第12話 付き合ってるの?
「単刀直入に聞くけどねー?」
「うん」
「水無月さんと付き合ってるのー?」
「……っ! ごほっ、げほっ」
私と皐月は人気のない空き教室で昼食を取っていた。危うく口に含んだ卵焼きを吐き出すところだった。私はジト目で皐月をみつめる。
「そんなわけないでしょ……」
「えー? 私には結構いい関係にみえたんだけどなぁ……。だってあの水無月さんがあそこまで親しげにしてるんだよ? 疑っても仕方ないと思うけどなぁ」
皐月は心底不思議そうに首をかしげていた。
「それは……。私だって分かんないよ。なんでか知らないけれど、興味持たれててさ。結構前から私だけには笑いかけてくれてたんだよね。会話とかは最近になってからなんだけど」
「へぇ。そうなんだ。なんで弥生なんだろうねー?」
「私だって知りたいよ」
「もしかして、水無月さんは胸が好きとかー?」
「それはない……」
いや、あり得るかもしれない。幾多の生徒達からわざわざ私を選んだのだ。私が人と違う点は胸が大きいことくらい。
「ま、なんであれ水無月さんに気に入られてるってのは間違いないよー。良かったねー?」
「……というか、皐月は私なんかと話してていいの? 彼氏いるんでしょ?」
「彼氏というか……、まぁもうすぐそうなるかもだけどねー」
皐月はにやにやと頬を赤らめている。私は渋い顔を皐月に向けた。
「うわぁ、のろけだぁ……」
応援してあげるべきだとは分かっている。でも、なんだか複雑な気持ちだ。長い間ずっと友達だったのに、取られてしまったようで。
だからなおさら、水無月さんだけは私のそばにいて欲しいなぁと思う。
「弥生も水無月さんと付き合えばいいんじゃないのー?」
「だからそういうのじゃないんだって」
「親友が一人ぼっちっていうのは私も嫌だから、恋人見つけなよ?」
「はいはい」
親友とか言うのなら、私に配慮して彼氏なんてつくらないで欲しいものだけど。
流石にそれはわがまますぎるかなぁ、なんて思いながら私は昼食を終えた。教室に戻ると、どうしてかじーっと水無月さんにみつめられる。かと思えば、私のところまでやってきて、突然手を取った。
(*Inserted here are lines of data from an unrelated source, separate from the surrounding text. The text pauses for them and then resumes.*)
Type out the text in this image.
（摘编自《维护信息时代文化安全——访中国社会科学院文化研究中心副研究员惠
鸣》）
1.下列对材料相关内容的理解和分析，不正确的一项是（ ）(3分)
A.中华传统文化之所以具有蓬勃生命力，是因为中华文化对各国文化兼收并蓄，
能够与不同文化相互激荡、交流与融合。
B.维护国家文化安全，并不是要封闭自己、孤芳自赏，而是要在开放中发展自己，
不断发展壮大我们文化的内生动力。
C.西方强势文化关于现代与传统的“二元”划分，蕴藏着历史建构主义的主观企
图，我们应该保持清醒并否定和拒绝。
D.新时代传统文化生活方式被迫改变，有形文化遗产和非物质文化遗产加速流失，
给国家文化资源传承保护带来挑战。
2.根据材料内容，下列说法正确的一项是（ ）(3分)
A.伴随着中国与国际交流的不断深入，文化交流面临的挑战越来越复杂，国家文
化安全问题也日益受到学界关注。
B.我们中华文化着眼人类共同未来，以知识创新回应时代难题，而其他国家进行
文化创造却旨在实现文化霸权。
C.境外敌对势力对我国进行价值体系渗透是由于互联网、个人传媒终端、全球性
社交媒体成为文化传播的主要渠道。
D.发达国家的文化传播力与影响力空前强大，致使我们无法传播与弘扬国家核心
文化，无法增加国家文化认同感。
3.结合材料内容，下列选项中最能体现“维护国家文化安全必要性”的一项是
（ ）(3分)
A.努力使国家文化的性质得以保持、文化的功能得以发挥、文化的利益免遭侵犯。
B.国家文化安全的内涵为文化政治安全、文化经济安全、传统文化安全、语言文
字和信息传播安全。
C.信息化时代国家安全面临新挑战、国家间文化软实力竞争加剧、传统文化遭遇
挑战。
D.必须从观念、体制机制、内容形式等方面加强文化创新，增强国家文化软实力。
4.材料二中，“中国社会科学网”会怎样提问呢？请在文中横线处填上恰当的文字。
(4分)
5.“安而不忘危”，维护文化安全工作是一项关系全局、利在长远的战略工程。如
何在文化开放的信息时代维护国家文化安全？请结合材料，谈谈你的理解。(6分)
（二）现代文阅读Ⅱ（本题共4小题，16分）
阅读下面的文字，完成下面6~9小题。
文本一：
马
そうして連行されるような形で、私は無表情の水無月さんに引っ張られていく。皐月の方をみるけれど、面白いものを見るような笑顔を浮かべていた。クラスメイト達も私に向けて気の毒そうな顔をしている。
もしかして勘違いされてる? いじめとかじゃないからね? それを伝えたくて、私は軽く微笑みながら水無月さんと一緒に教室を出ていった。